LUMIÈRE SILENCIEUSE
« Promets moi » (Promise me this) de Emir Kusturica
Le réalisateur bosno-serbe fait partie, avec notamment Almodovar et Kaurismaki, des rares réalisateurs contemporains qui ont inventé un univers à eux, bien à eux. Un monde pas tout à fait déconnecté de la réalité sociale et culturelle mais qui s’envole très souvent dans l’éther de la licence poétique. Sous forme de farce picaresque, ce « Promets moi » nous fait entrer de pleins pieds dans le Kustuland : on y voit un paysan envoyer son petit-fils en mission dans la ville voisine pour vendre une vache et trouver… une femme ! Dans des Balkans de nulle part (cette fois, on ne pourra pas reprocher à Kusturica son supposé nationalisme serbe), on retrouve les fanfares, les mafieux-ringards, les paysans rusés, les animaux généralement martyrisés, les belles pas toujours ingénues, les paysages sylvestres. Avec, en prime, quelques inventions savoureuses comme le chat-boomerang, la castration ludique où la Trabant limousine…
« Lumière silencieuse » (Stellet licht) de Carlos Reygadas
Le film du mexicain Reygadas sera pour moi la révélation du festival.
Johan marié et père de famille fait partie d’une communauté mennonite du nord du Mexique. Une communauté ultra religieuse (je peux en témoigner pour avoir visité un village mennonite en Australie, il y a quelques années… pas des rigolos !).
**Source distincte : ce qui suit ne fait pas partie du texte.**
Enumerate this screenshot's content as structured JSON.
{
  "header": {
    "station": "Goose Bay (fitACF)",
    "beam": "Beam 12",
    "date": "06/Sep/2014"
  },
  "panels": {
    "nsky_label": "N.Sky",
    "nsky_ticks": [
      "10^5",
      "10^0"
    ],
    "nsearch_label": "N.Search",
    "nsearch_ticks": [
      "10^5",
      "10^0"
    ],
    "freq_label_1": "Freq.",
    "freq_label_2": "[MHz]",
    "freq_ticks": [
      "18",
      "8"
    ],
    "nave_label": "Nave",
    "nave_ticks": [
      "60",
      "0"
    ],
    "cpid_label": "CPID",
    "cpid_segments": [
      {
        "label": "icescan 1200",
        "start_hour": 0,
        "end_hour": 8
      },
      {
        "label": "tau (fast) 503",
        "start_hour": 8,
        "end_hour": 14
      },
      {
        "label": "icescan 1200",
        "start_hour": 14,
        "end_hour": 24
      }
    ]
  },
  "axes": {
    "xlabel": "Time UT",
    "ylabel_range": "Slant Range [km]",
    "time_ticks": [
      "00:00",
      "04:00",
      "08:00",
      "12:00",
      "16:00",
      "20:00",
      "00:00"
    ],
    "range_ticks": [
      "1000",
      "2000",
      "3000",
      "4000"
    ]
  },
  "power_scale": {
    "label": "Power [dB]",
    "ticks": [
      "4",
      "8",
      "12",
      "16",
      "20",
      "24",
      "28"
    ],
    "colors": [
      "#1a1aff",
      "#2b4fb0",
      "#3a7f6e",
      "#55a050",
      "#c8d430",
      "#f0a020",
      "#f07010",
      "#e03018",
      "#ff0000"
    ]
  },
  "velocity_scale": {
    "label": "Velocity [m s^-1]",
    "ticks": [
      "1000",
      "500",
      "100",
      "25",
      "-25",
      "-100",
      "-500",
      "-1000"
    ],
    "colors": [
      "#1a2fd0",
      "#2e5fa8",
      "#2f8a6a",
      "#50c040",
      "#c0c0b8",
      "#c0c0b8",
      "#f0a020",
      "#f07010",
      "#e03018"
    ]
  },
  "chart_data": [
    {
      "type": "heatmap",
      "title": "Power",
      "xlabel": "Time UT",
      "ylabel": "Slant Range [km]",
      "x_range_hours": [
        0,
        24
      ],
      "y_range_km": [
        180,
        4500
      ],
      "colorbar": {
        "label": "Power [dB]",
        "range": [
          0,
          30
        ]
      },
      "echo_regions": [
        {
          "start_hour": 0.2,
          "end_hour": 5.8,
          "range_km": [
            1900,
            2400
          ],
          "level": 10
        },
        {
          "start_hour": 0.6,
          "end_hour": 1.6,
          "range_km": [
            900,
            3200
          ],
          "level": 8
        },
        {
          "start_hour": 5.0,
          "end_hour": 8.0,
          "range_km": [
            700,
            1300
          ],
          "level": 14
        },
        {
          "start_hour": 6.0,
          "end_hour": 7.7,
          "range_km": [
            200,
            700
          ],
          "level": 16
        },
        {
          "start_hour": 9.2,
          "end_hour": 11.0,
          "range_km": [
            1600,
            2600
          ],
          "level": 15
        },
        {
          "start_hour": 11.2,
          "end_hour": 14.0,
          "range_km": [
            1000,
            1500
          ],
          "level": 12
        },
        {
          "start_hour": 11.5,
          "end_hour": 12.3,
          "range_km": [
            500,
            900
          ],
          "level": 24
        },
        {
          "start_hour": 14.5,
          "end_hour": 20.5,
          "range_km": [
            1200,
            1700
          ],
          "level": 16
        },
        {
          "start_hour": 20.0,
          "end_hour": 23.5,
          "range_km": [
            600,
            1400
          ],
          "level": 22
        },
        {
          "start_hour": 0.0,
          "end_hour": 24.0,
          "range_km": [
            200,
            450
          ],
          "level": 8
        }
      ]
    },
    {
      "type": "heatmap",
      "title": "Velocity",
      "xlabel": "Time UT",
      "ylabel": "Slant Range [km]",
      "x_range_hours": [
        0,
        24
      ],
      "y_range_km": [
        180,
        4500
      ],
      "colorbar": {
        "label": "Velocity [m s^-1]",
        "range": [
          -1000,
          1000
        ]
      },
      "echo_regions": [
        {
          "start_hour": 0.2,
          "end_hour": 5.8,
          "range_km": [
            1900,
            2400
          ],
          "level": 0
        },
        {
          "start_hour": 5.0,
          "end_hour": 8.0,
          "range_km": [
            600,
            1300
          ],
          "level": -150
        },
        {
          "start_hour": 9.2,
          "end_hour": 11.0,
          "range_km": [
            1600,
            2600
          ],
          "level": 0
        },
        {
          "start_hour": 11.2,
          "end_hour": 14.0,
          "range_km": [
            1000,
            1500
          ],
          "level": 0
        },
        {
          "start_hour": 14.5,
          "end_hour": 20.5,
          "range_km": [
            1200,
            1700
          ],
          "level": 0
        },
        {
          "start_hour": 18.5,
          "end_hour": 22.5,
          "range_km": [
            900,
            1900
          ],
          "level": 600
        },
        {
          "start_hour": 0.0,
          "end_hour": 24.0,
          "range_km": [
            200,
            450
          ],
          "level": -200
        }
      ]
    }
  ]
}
En contradiction avec la loi de dieu Johan tombe amoureux d’une autre femme et commet le péché d’adultère. Cette histoire à la fois banale et située atteint très vite l’universel : nous sommes tous des mennonites mexicains ! Sur le remord, la culpabilité, la jalousie, l’amour, la fatalité, tout est dit dans ce film dont l’esthétique n’est pas sans nous rappeler celle du peintre américain Edward Hopper. Certaines scènes resteront gravées dans ma mémoire : la confession de Johan à son père pasteur, la toilette mortuaire, le bain en famille, le premier baiser adultère…
Pas de doute pour porter un regard aussi tendre et pitoyable sur ses semblables, ce Carlos doit être un type bien.
« Une vieille maîtresse » de Catherine Breillat
Ces sous Liaisons dangereuses ont probablement consterné le président Frears. Cette adaptation de Chloderlos de Laclos laisse en effet perplexe. L’originalité supposée du film repose tout entière sur le personnage sulfureux et le physique décalé de l’actrice Asia Argento. Mais le reste de la distribution est si mièvre et la réalisation si paresseuse qu’un seul mot vient à l’esprit pour qualifier l’entreprise : inutile.
Mungiu fait son Emir
Dimanche, il est dix-sept heures, le générique de fin de « La vieille maîtresse » défile encore, mais je sors rapidement de la salle Bazin pour trouver un endroit tranquille dans le bunker afin de me réunir d’urgence avec moi-même pour concocter un petit palmarès personnel deux heures avant le jury. En fait, la délibération est rapide. Pour moi cinq films se détachent spontanément du lot. Il ne me reste plus qu’à trouver un semblant de classement et cela donne :
1 – Lumière silencieuse
2 – Les chansons d’amour
3 – My blueberry nights
4 – 4 mois, 3 semaines et 2 jours
5 – Paranoid park
Vingt heures. Le jury vient de donner son palmarès. Je constate sans surprise que mes goûts ne sont pas très éloignés de ceux de l’équipe de Stephen Frears dont j’appréciais plutôt la composition. Je retrouve en effet trois des cinq films que j’avais sélectionnés dans mon palmarès.
Lumière silencieuse a le prix du jury (ex æquo avec Persépolis, que je n’ai pas vu, mais dont j’apprécie la BD).
Paranoid park (en fait surtout Gus Van Sant) a le prestigieux prix du soixantième anniversaire.
Et surtout, la Palme d’or est attribuée à 4 mois, 3 semaines et 2 jours du Roumain Cristian Mungiu. Une palme méritée qui me rappelle Papa est en voyage d’affaire, une palme déjà ancienne d’un certain Emir Kusturica. Au tour de Mungiu de penser que La vie est un miracle.